Digital Transformation: Why IT Culture Matters

Digital transformation: It's one of the hottest topics in technology and business circles.
When the talk around the executive table turns to digital transformation, much of the focus of the C-suite, especially the CIO, centers on the technology changes that must be made help these plans succeed.
However, I would suggest that a more important, and sometimes overlooked factor for a successful digital transformation, are the changes required in your organizational culture.
Where do we start discussing these changes? Let's start with "bi-modal" IT.
The focus of bi-modal suggests that you need two approaches to managing technology: One for the classic enterprise services you deliver and a different, faster approach, to developing digital capabilities.
These are important, however a more important distinction in my mind is how the CIO prioritizes his or her time and focus. A CIO needs to invest his or her time and energy on things that are value added and differentiators for their business.
This means CIOs need to create cycles for themselves by offloading utility aspects of running the technology machine. In today's IT environment, there is a tremendous value -- in most cases -- in getting out of the data center business and migrating many of your enterprise applications into the cloud. (See Hottest Cloud Skills for 2017: Exclusive Special Report.)
It also doesn't make much sense to build and run your own infrastructure to host services, such as email, when you can go to a software-as-a-service model (SaaS) and get out of the business of making expensive capital investments for services that constantly require upgrades and that are publicly available at a reasonable price point. (See Microsoft, Salesforce Dominating SaaS Market, Report Finds.)

There is an old adage that the good is the enemy of the great.
Part of embracing the digital world is knowing what to let go of older technologies and outdated ways of doing IT to create the human and financial bandwidth required to make the upgrade to digital.
Another critical shift is how you develop new applications.
First, enterprises need to convince developers, who have been focused on perfection, to accept the fact that good enough is indeed good enough.
Developers need to adapt an Agile methodology where you try things quickly, some of which are not fully baked, and be willing to throw some of them out the window when you realize that you need to change course or perform mid-air correction. In some cases, watching a developer throw away code is akin to watching a parent abandon their child. Still, these developers must be willing to try many things, and be willing scrap some of them, as they learn about better approaches to solve business problems. (See DevOps Struggles With Legacy Systems, Culture.)
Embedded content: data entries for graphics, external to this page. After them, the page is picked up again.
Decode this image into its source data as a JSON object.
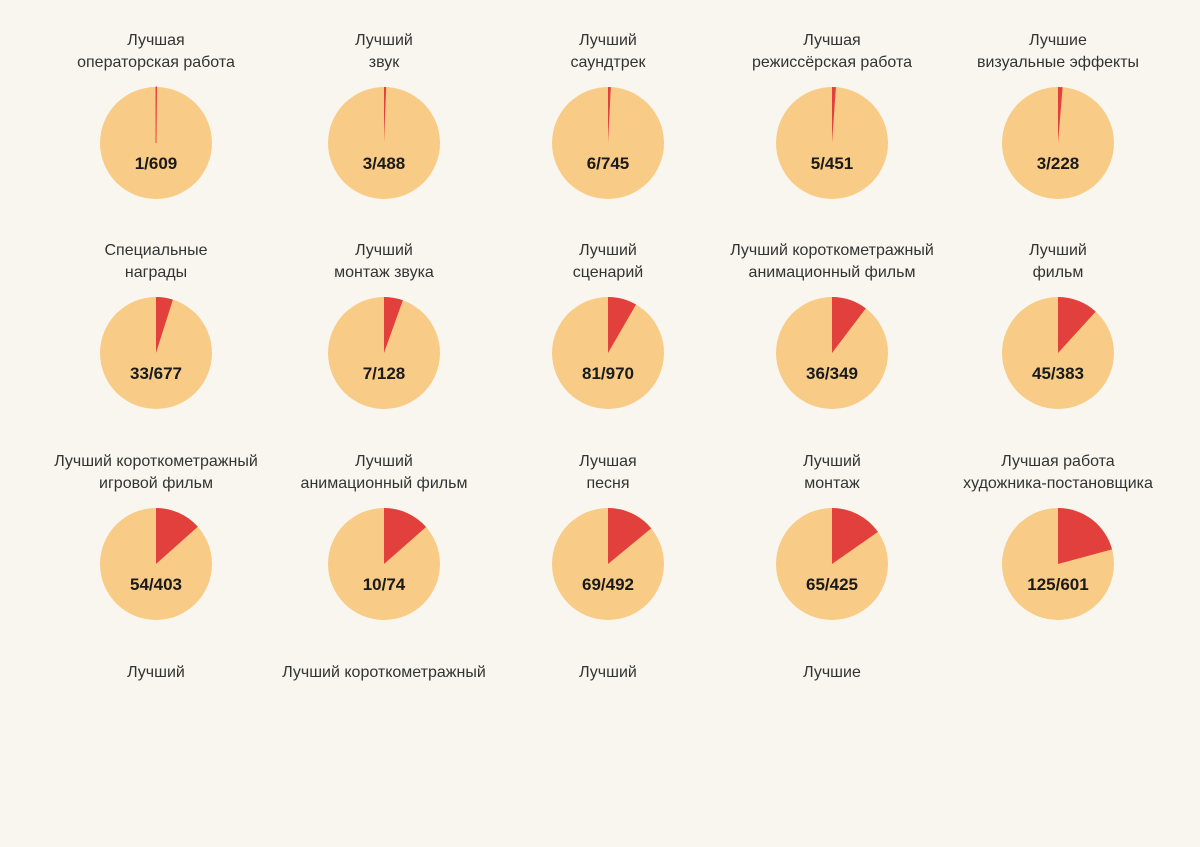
{
  "colors": {
    "base": "#f8cc86",
    "highlight": "#e2403d",
    "background": "#f9f6ef"
  },
  "chart_data": {
    "type": "pie",
    "panels": [
      {
        "label": [
          "Лучшая",
          "операторская работа"
        ],
        "numerator": 1,
        "denominator": 609,
        "ratio_text": "1/609"
      },
      {
        "label": [
          "Лучший",
          "звук"
        ],
        "numerator": 3,
        "denominator": 488,
        "ratio_text": "3/488"
      },
      {
        "label": [
          "Лучший",
          "саундтрек"
        ],
        "numerator": 6,
        "denominator": 745,
        "ratio_text": "6/745"
      },
      {
        "label": [
          "Лучшая",
          "режиссёрская работа"
        ],
        "numerator": 5,
        "denominator": 451,
        "ratio_text": "5/451"
      },
      {
        "label": [
          "Лучшие",
          "визуальные эффекты"
        ],
        "numerator": 3,
        "denominator": 228,
        "ratio_text": "3/228"
      },
      {
        "label": [
          "Специальные",
          "награды"
        ],
        "numerator": 33,
        "denominator": 677,
        "ratio_text": "33/677"
      },
      {
        "label": [
          "Лучший",
          "монтаж звука"
        ],
        "numerator": 7,
        "denominator": 128,
        "ratio_text": "7/128"
      },
      {
        "label": [
          "Лучший",
          "сценарий"
        ],
        "numerator": 81,
        "denominator": 970,
        "ratio_text": "81/970"
      },
      {
        "label": [
          "Лучший короткометражный",
          "анимационный фильм"
        ],
        "numerator": 36,
        "denominator": 349,
        "ratio_text": "36/349"
      },
      {
        "label": [
          "Лучший",
          "фильм"
        ],
        "numerator": 45,
        "denominator": 383,
        "ratio_text": "45/383"
      },
      {
        "label": [
          "Лучший короткометражный",
          "игровой фильм"
        ],
        "numerator": 54,
        "denominator": 403,
        "ratio_text": "54/403"
      },
      {
        "label": [
          "Лучший",
          "анимационный фильм"
        ],
        "numerator": 10,
        "denominator": 74,
        "ratio_text": "10/74"
      },
      {
        "label": [
          "Лучшая",
          "песня"
        ],
        "numerator": 69,
        "denominator": 492,
        "ratio_text": "69/492"
      },
      {
        "label": [
          "Лучший",
          "монтаж"
        ],
        "numerator": 65,
        "denominator": 425,
        "ratio_text": "65/425"
      },
      {
        "label": [
          "Лучшая работа",
          "художника-постановщика"
        ],
        "numerator": 125,
        "denominator": 601,
        "ratio_text": "125/601"
      },
      {
        "label": [
          "Лучший"
        ],
        "numerator": null,
        "denominator": null,
        "ratio_text": ""
      },
      {
        "label": [
          "Лучший короткометражный"
        ],
        "numerator": null,
        "denominator": null,
        "ratio_text": ""
      },
      {
        "label": [
          "Лучший"
        ],
        "numerator": null,
        "denominator": null,
        "ratio_text": ""
      },
      {
        "label": [
          "Лучшие"
        ],
        "numerator": null,
        "denominator": null,
        "ratio_text": ""
      }
    ]
  }
}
Perhaps the most challenging organizational shift for many companies is the role that partners and stakeholders that the enterprise supports now play for us to succeed.
The days of "throwing things over the fence" to IT needs to end.
In addition, the idea of documenting every single business requirement before writing a line of code is also faulty and antiquated.
Our partners in the business must be exactly that: partners. They need to be willing to work side-by-side with our development teams throughout the entire development lifecycle to constantly modify, amplify, correct and adapt ideas to ensure that the final products we produce truly meet our business objectives.
They also need to understand that this will be a work in progress so there will be bugs and things to fix.
As you can see, much of what needs to transform in our digital world has more to do with transforming people and how they think than simply transforming the underlying technology platforms.